Zenith Bank leads spending surge
Zenith Bank Plc emerged as the highest technology spender among the four lenders, committing N43.83bn in the first quarter alone. This marks a near doubling from N21.93bn recorded in the corresponding period of 2025—an increase of almost 100 per cent.
The figure also means the bank spent nearly half of its entire 2025 technology budget within just one quarter of 2026, signalling a rapid acceleration in its digital transformation agenda.
UBA posts fastest growth in tech spending
United Bank for Africa Plc recorded the most dramatic growth rate in technology-related expenditure. The pan-African lender increased its IT and support spending to N22.07bn in Q1 2026 from N6.18bn a year earlier.
This represents a surge of N15.89bn, or about 257 per cent year-on-year, effectively more than tripling its technology investment within the period.
UBA, which operates across 20 African countries with a customer base exceeding 45 million, continues to expand its digital footprint as cross-border payments and pan-African financial services become increasingly central to its strategy.
GTCO balances operating and capital tech investments
Guaranty Trust Holding Company Plc (GTCO), which includes GTBank and other subsidiaries, reported a combined technology-related spend of about N16.4bn in the first quarter of 2026.
The breakdown shows N8.50bn recorded under technological and service-related expenses, alongside N7.89bn invested in software acquisition classified as intangible assets.
Compared to N13.19bn in the same period of 2025, GTCO’s total technology spend rose by roughly 24.3 per cent, while software investment alone surged by 68.6 per cent year-on-year.
Access Bank cuts back amid sector-wide expansion
In contrast to its peers, Access Bank Plc recorded a decline in technology-related expenditure despite remaining one of the highest spenders in absolute terms.
The bank spent N36.73bn on IT and e-business expenses in Q1 2026, down from N41.85bn in the corresponding period of 2025—a reduction of N5.11bn or about 12.2 per cent.
The drop makes Access Bank the only one of the four tier-one lenders to reduce technology spending during the period under review, even as it continues to operate as Nigeria’s largest bank by customer base.
Structural forces driving digital investments
Despite the mixed performance across individual banks, analysts say the broader direction is unmistakable: Nigeria’s banking sector is deepening its reliance on technology to remain competitive.

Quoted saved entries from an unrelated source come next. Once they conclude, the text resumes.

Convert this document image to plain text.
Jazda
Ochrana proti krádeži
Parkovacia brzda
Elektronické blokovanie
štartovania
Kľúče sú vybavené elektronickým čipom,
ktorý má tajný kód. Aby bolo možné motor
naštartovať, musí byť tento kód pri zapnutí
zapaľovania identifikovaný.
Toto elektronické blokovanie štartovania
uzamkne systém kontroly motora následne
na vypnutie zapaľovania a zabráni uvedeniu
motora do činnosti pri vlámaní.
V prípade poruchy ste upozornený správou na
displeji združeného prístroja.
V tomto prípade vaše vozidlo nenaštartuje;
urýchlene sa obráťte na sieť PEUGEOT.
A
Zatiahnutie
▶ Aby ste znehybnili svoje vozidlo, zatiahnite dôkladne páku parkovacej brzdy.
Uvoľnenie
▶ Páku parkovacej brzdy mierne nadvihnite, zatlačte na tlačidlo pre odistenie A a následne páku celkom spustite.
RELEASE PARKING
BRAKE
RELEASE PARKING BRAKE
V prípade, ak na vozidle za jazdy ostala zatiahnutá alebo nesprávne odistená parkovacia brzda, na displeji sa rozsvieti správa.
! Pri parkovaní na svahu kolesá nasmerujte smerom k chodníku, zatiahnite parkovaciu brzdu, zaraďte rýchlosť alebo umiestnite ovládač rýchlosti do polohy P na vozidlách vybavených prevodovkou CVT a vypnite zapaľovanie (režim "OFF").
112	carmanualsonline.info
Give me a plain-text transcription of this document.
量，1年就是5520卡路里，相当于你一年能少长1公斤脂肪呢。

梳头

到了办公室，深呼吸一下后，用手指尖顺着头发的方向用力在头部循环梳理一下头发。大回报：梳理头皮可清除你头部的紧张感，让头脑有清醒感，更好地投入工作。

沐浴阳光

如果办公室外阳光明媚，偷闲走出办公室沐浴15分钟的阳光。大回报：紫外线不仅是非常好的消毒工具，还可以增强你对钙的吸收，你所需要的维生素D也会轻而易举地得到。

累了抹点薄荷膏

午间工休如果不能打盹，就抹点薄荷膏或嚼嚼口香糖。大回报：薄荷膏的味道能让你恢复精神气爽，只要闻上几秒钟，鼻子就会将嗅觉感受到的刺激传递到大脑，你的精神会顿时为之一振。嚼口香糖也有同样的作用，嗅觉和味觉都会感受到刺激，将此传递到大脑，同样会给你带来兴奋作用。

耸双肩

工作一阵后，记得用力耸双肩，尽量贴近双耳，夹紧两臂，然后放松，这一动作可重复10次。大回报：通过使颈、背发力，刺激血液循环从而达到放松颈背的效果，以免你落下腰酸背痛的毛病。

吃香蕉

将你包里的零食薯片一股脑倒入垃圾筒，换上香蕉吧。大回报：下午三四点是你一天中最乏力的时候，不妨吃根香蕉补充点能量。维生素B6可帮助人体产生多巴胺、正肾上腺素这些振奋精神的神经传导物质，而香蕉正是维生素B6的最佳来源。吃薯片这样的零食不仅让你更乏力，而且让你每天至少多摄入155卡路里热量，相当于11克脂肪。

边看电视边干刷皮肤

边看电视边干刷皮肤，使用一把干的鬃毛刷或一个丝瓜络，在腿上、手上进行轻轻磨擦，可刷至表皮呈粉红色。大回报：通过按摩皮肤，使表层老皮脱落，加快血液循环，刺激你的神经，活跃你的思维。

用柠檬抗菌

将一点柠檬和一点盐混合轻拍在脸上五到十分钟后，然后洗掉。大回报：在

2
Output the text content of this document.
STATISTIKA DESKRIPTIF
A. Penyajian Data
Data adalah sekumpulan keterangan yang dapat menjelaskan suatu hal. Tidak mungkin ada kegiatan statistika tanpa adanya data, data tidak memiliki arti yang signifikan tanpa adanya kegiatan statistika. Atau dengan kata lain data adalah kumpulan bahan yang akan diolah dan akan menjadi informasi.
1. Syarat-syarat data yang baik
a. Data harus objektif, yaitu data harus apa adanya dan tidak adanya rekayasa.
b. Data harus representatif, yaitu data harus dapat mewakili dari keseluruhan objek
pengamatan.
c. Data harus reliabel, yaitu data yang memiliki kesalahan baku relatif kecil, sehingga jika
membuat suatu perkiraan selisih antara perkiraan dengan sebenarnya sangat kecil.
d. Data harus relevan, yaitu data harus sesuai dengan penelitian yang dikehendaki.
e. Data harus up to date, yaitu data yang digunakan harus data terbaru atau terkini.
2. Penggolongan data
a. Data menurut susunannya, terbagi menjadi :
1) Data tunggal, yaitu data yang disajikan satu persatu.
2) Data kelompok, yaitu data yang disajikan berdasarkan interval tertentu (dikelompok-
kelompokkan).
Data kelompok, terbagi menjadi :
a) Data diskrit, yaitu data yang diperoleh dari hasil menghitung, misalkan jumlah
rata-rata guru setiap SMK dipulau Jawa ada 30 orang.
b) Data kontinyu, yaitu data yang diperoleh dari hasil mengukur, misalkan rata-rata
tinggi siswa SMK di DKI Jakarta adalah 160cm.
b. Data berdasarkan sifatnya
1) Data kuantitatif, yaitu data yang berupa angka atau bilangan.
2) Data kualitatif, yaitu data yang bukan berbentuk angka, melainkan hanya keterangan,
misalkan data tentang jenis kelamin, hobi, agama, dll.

Ojo-Ami explained that beyond traditional banking operations, the financial system is being reshaped by expanding payment infrastructure and regional integration.
He pointed to the growing influence of platforms such as the Nigeria Inter-Bank Settlement System (NIBSS) National Payment Stack, the Pan-African Payment and Settlement System, and rising cross-border trade flows as key drivers of increased digital complexity.

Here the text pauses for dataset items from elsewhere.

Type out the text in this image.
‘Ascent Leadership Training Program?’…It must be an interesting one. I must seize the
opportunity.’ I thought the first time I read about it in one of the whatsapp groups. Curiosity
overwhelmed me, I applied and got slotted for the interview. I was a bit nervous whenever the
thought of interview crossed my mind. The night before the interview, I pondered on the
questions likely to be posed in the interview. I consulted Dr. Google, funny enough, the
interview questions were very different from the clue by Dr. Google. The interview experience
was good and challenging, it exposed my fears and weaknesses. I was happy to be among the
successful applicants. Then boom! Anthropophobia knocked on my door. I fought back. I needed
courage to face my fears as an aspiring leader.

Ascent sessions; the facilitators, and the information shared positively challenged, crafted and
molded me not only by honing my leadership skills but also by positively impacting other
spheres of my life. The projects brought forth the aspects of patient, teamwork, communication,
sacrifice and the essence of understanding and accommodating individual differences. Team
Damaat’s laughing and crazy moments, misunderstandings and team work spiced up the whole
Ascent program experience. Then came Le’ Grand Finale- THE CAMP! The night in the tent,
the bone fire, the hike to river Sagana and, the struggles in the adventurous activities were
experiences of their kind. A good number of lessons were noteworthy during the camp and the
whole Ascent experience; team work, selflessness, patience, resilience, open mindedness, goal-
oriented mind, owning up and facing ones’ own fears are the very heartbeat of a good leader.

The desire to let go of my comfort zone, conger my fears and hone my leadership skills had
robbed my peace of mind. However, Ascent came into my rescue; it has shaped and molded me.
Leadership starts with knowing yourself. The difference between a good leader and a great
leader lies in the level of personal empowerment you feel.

“These developments, taken together, explain why sustained investment in technology infrastructure is essential,” he said. “As transaction volumes, customer expectations, payment complexity, and operational demands such as reconciliation, settlement, and compliance continue to rise, sustained investment in digital infrastructure remains central to growth, resilience, security, and competitiveness.”
The combined spending pattern across Nigeria’s top lenders signals a banking industry rapidly adapting to a digital-first reality—one where technology is no longer a support function but a core driver of growth and survival.